As a matter of course, he says he puts a light touch to important news so he could help raise awareness without alienating people. “I’m just a facilitator… More or less okey na sa akin basta may naiwan na akong seed of thought.”
While all media platforms have been invaded by jokes during the elections just concluded, Nepomuceno says text jokes are his favorite because these are “simpler and raw, easily digestible, nothing fancy.”
“I’m not a techie, and (gets) easily bored with too much text copy. They’re too fancy for me,” he says, adding that “too much jokes in one serving gives you an overdose and makes the whole thing bland.”
They are fun and light but there is a downside to jokes, according to UP’s Ancheta. Sometimes, after a good laugh, she rues that ”nobody thinks about thinking.”
Camposano of the University of Asia and the Pacific says that as much as Filipinos love to laugh about politics, they also take politics seriously. “People die for their candidates. People kill for their candidates. People spend billions [on] their campaigns…. Why would you invest 220,000 pesos for a 50-second spot on TV? It’s serious.”

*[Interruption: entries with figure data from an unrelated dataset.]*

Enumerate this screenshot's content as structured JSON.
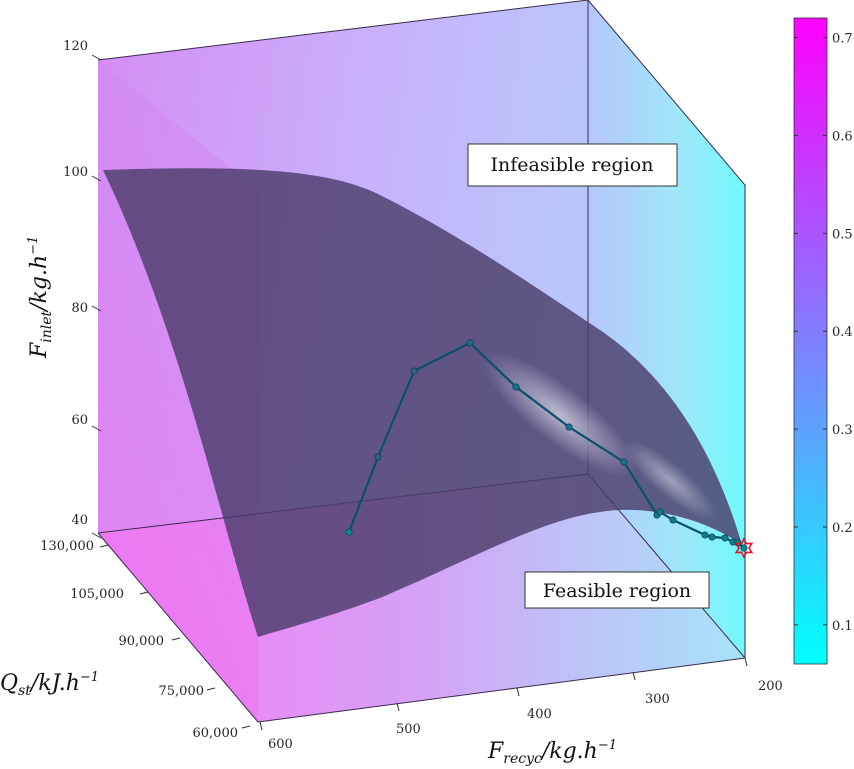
{
  "chart_data": {
    "type": "surface3d",
    "x_axis": {
      "label": "F_recyc/kg.h^-1",
      "label_parts": [
        "F",
        "recyc",
        "/kg.h",
        "−1"
      ],
      "ticks": [
        "200",
        "300",
        "400",
        "500",
        "600"
      ],
      "range": [
        200,
        600
      ]
    },
    "y_axis": {
      "label": "Q_st/kJ.h^-1",
      "label_parts": [
        "Q",
        "st",
        "/kJ.h",
        "−1"
      ],
      "ticks": [
        "60,000",
        "75,000",
        "90,000",
        "105,000",
        "130,000"
      ],
      "range": [
        60000,
        130000
      ]
    },
    "z_axis": {
      "label": "F_inlet/kg.h^-1",
      "label_parts": [
        "F",
        "inlet",
        "/kg.h",
        "−1"
      ],
      "ticks": [
        "40",
        "60",
        "80",
        "100",
        "120"
      ],
      "range": [
        40,
        120
      ]
    },
    "colorbar": {
      "ticks": [
        "0.1",
        "0.2",
        "0.3",
        "0.4",
        "0.5",
        "0.6",
        "0.7"
      ],
      "range": [
        0.06,
        0.72
      ],
      "colors": [
        "#00ffff",
        "#ff00ff"
      ]
    },
    "annotations": [
      "Infeasible region",
      "Feasible region"
    ],
    "path": {
      "color": "#0b4f6c",
      "points": [
        {
          "v": 0.07
        },
        {
          "v": 0.3
        },
        {
          "v": 0.25
        },
        {
          "v": 0.22
        },
        {
          "v": 0.18
        },
        {
          "v": 0.17
        },
        {
          "v": 0.16
        },
        {
          "v": 0.15
        },
        {
          "v": 0.14
        },
        {
          "v": 0.13
        },
        {
          "v": 0.12
        },
        {
          "v": 0.12
        },
        {
          "v": 0.11
        },
        {
          "v": 0.1
        },
        {
          "v": 0.09
        },
        {
          "v": 0.08
        }
      ],
      "optimum_marker": "red-hexagram"
    }
  }
}
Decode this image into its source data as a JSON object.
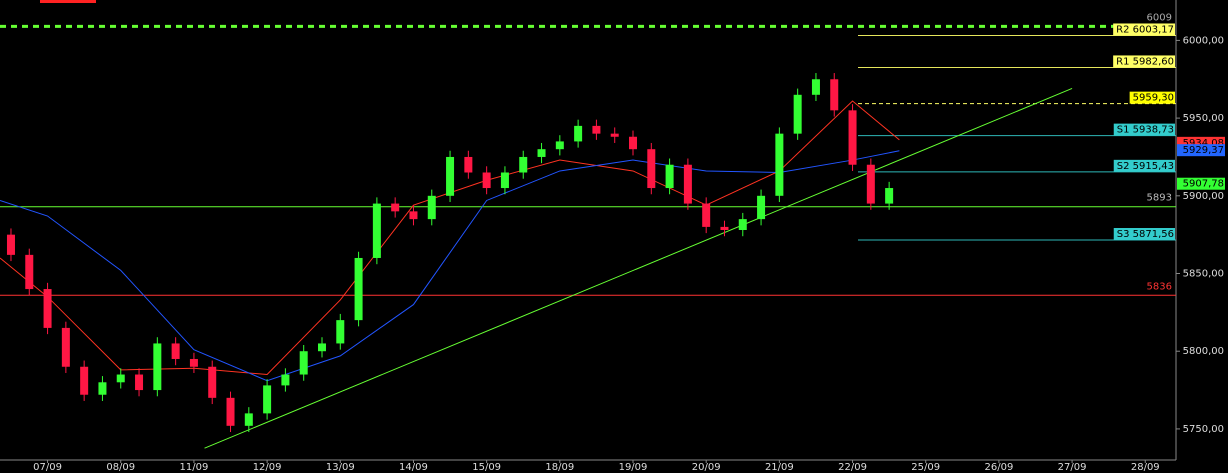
{
  "chart_data": {
    "type": "candlestick",
    "x": [
      -0.5,
      -0.25,
      0,
      0.25,
      0.5,
      0.75,
      1,
      1.25,
      1.5,
      1.75,
      2,
      2.25,
      2.5,
      2.75,
      3,
      3.25,
      3.5,
      3.75,
      4,
      4.25,
      4.5,
      4.75,
      5,
      5.25,
      5.5,
      5.75,
      6,
      6.25,
      6.5,
      6.75,
      7,
      7.25,
      7.5,
      7.75,
      8,
      8.25,
      8.5,
      8.75,
      9,
      9.25,
      9.5,
      9.75,
      10,
      10.25,
      10.5,
      10.75,
      11,
      11.25,
      11.5
    ],
    "open": [
      5875,
      5862,
      5840,
      5815,
      5790,
      5772,
      5780,
      5785,
      5775,
      5805,
      5795,
      5790,
      5770,
      5752,
      5760,
      5778,
      5785,
      5800,
      5805,
      5820,
      5860,
      5895,
      5890,
      5885,
      5900,
      5925,
      5915,
      5905,
      5915,
      5925,
      5930,
      5935,
      5945,
      5940,
      5938,
      5930,
      5905,
      5920,
      5895,
      5880,
      5878,
      5885,
      5900,
      5940,
      5965,
      5975,
      5955,
      5920,
      5895
    ],
    "high": [
      5879,
      5866,
      5844,
      5819,
      5794,
      5784,
      5789,
      5789,
      5809,
      5809,
      5799,
      5794,
      5774,
      5764,
      5782,
      5789,
      5804,
      5809,
      5824,
      5864,
      5899,
      5899,
      5894,
      5904,
      5929,
      5929,
      5919,
      5919,
      5929,
      5934,
      5939,
      5949,
      5949,
      5944,
      5942,
      5934,
      5924,
      5924,
      5899,
      5884,
      5889,
      5904,
      5944,
      5969,
      5979,
      5979,
      5959,
      5924,
      5909
    ],
    "low": [
      5858,
      5836,
      5811,
      5786,
      5768,
      5768,
      5776,
      5771,
      5771,
      5791,
      5786,
      5766,
      5748,
      5748,
      5756,
      5774,
      5781,
      5796,
      5801,
      5816,
      5856,
      5886,
      5881,
      5881,
      5896,
      5911,
      5901,
      5901,
      5911,
      5921,
      5926,
      5931,
      5936,
      5934,
      5926,
      5901,
      5901,
      5891,
      5876,
      5874,
      5874,
      5881,
      5896,
      5936,
      5961,
      5951,
      5916,
      5891,
      5891
    ],
    "close": [
      5862,
      5840,
      5815,
      5790,
      5772,
      5780,
      5785,
      5775,
      5805,
      5795,
      5790,
      5770,
      5752,
      5760,
      5778,
      5785,
      5800,
      5805,
      5820,
      5860,
      5895,
      5890,
      5885,
      5900,
      5925,
      5915,
      5905,
      5915,
      5925,
      5930,
      5935,
      5945,
      5940,
      5938,
      5930,
      5905,
      5920,
      5895,
      5880,
      5878,
      5885,
      5900,
      5940,
      5965,
      5975,
      5955,
      5920,
      5895,
      5905
    ],
    "up_color": "#33ff33",
    "down_color": "#ff1744",
    "xlim": [
      -0.65,
      15.42
    ],
    "xticks": [
      {
        "value": 0,
        "label": "07/09"
      },
      {
        "value": 1,
        "label": "08/09"
      },
      {
        "value": 2,
        "label": "11/09"
      },
      {
        "value": 3,
        "label": "12/09"
      },
      {
        "value": 4,
        "label": "13/09"
      },
      {
        "value": 5,
        "label": "14/09"
      },
      {
        "value": 6,
        "label": "15/09"
      },
      {
        "value": 7,
        "label": "18/09"
      },
      {
        "value": 8,
        "label": "19/09"
      },
      {
        "value": 9,
        "label": "20/09"
      },
      {
        "value": 10,
        "label": "21/09"
      },
      {
        "value": 11,
        "label": "22/09"
      },
      {
        "value": 12,
        "label": "25/09"
      },
      {
        "value": 13,
        "label": "26/09"
      },
      {
        "value": 14,
        "label": "27/09"
      },
      {
        "value": 15,
        "label": "28/09"
      }
    ],
    "ylim": [
      5730,
      6026
    ],
    "yticks": [
      {
        "value": 5750,
        "label": "5750,00"
      },
      {
        "value": 5800,
        "label": "5800,00"
      },
      {
        "value": 5850,
        "label": "5850,00"
      },
      {
        "value": 5900,
        "label": "5900,00"
      },
      {
        "value": 5950,
        "label": "5950,00"
      },
      {
        "value": 6000,
        "label": "6000,00"
      }
    ],
    "lines": [
      {
        "color": "#ff3322",
        "x": [
          -0.65,
          0,
          1,
          2,
          3,
          4,
          5,
          6,
          7,
          8,
          9,
          10,
          11,
          11.64
        ],
        "values": [
          5860,
          5835,
          5788,
          5789,
          5785,
          5833,
          5894,
          5910,
          5923,
          5916,
          5894,
          5916,
          5961,
          5936
        ]
      },
      {
        "color": "#2255ff",
        "x": [
          -0.65,
          0,
          1,
          2,
          3,
          4,
          5,
          6,
          7,
          8,
          9,
          10,
          11,
          11.64
        ],
        "values": [
          5897,
          5887,
          5852,
          5801,
          5781,
          5797,
          5830,
          5897,
          5916,
          5923,
          5916,
          5915,
          5923,
          5929
        ]
      },
      {
        "color": "#66ff33",
        "x": [
          2.145,
          14.0
        ],
        "values": [
          5737.6,
          5969.1
        ]
      }
    ],
    "hlines": [
      {
        "value": 6009,
        "color": "#66ff33",
        "dashed": true
      },
      {
        "value": 5893,
        "color": "#66ff33",
        "dashed": false
      },
      {
        "value": 5836,
        "color": "#ff3333",
        "dashed": false
      }
    ],
    "pivots": [
      {
        "label": "R2 6003,17",
        "value": 6003.17,
        "color": "#ffff66"
      },
      {
        "label": "R1 5982,60",
        "value": 5982.6,
        "color": "#ffff66"
      },
      {
        "label": "5959,30",
        "value": 5959.3,
        "color": "#ffff66"
      },
      {
        "label": "S1 5938,73",
        "value": 5938.73,
        "color": "#33cccc"
      },
      {
        "label": "S2 5915,43",
        "value": 5915.43,
        "color": "#33cccc"
      },
      {
        "label": "S3 5871,56",
        "value": 5871.56,
        "color": "#33cccc"
      }
    ],
    "price_tags": [
      {
        "label": "5934,08",
        "value": 5934.08,
        "color": "#ff3333"
      },
      {
        "label": "5929,37",
        "value": 5929.37,
        "color": "#2266ff"
      },
      {
        "label": "5907,78",
        "value": 5907.78,
        "color": "#33ff33"
      }
    ]
  }
}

Still and all, he sees a need to distinguish between a serious discussion of politics and the way Filipinos take politics seriously. “Elections are very much a personal enterprise,” he says. Whether it is some kind of reward, relationship, or opportunity, elections affect the future interests of individuals, she notes.
In her published studies of the hugely popular comic strip Pugad Baboy (Swines’ Nest) of cartoonist Apolonio “Pol” Medina Jr., Ancheta illustrates why the fictional Pugad Baboy community appeals to Filipinos. In the comic strip, “distant things are internalized, we share our personal struggles with the community, the micro and the macro are deeply intertwined,” she says.
Adds Ancheta: “Remember the parallelism within the Gloria-dwende joke? Apparently, in the Filipino mindset, we liken any space we occupy or value to our concept of home. Thus, politics matters to us.”
Camposano laments, however, what he calls the lack of a civic culture, hence the lack of “inclusive and serious political discourse,” in the Philippines. To candidates and voters, politics seems to be built largely on selfish interests,” and this, he says, may explain why many Filipinos end up trivializing politics rather than becoming involved.
In Ancheta’s view, it’s a chicken-and-egg situation. It is said that Filipinos should consider themselves “lucky” if they could get honest public officials elected. If luck remains the arbiter of elections, how is anyone supposed to trust the public sphere enough to do more than laugh, and finally work for change? “We have yet to see a reward for good citizenship,” she says.
“Much of the laughter that we have is really a lack of space. We laugh a great deal because we need to survive… to cope with pressure,” adds Ancheta.
“[And because] we’re not a talk-about-it people… we’re the culture that says, ‘Sorry, yeah, hayaan mo na lang, bahala na, bahala na s’ya’… given the misery of our situation, joking becomes our outlet.” (The authors are interns at PCIJ.)